Eine spannungsreiche Gegenüberstellung, die das Interesse für das Fremde, Andersartige zu wecken versteht und den Blick auf das Gemeinsame, Verbindende lenkt.

⇒ Die SAMMLUNG PETER CORETH will zu einem anthropologischen Kunstverständnis beitragen, indem sie Formfragen als Sinnfragen zur Darstellung bringt. Im Zentrum stehen die bedeutungsvermittelnden Eigenschaften von Kunstwerken und anderen Zeugnissen der materiellen Kultur. Diese veranschaulichen den Wandel künstlerischer Motivik und Formensprache vor dem Hintergrund der Evolution von Magie, Mythos, religiösem und rationalem Denken.

In einem weitgespannten Bogen erschließt sich die phänomenale Vielfalt, aber auch die fundamentale Gemeinsamkeit im Kunstwollen der Völker, erhellen sich innere Beweggründe, Leitlinien und formale Grundmuster. Der globale Bezugsrahmen der Ausstellung war ein unumgängliches Wagnis, weil erst durch ihn ein vergleichendes Betrachten ermöglicht und ein komplexeres Kunstverständnis stimuliert wird. Damit ging freilich der Zwang zur Beschränkung auf wenige Grundmotive einher.
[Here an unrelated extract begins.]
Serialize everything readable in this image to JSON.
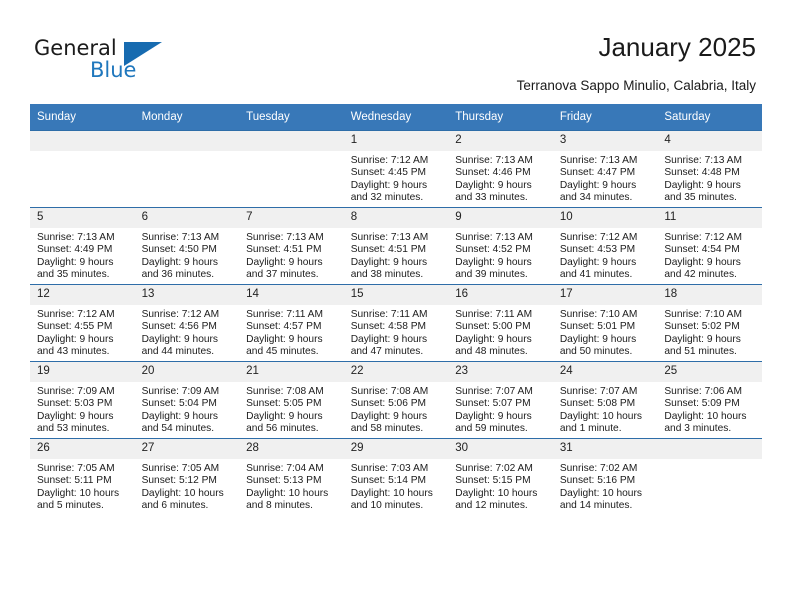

Das Konzept der Dauerausstellung wird von der Architektur der Säulenhalle unterstützt, in der jede Arkade einem bestimmten Thema gewidmet ist. Die Objekte treten nicht als verwirrende Einzelphänomene, sondern in ihrer thematischen oder funktionellen Zusammengehörigkeit ins Blickfeld, denn sie sollen als vielgestaltiger Ausdruck menschlicher Orientierung begriffen werden. Keinesfalls wird der Anspruch erhoben, ganze Kulturkreise und ihre zentralen Fragestellungen abzudecken bzw. repräsentativ zu dokumentieren. Das MUSEUM HUMANUM zeigt Beispiele zur Evolution der Kunst und ist als kleiner Schauplatz großer menschlicher Themen gedacht.

Anliegen ist nicht die Belehrung, sondern die Verführung des Besuchers zu eigenem Betrachten und Reflektieren. Präsentationsprinzip ist die Synopsis, nicht das Ausloten der Einzelheit. Der Besucher kann das Konzept als offenes Denkmodell benützen und für seinen persönlichen Gebrauch adaptieren.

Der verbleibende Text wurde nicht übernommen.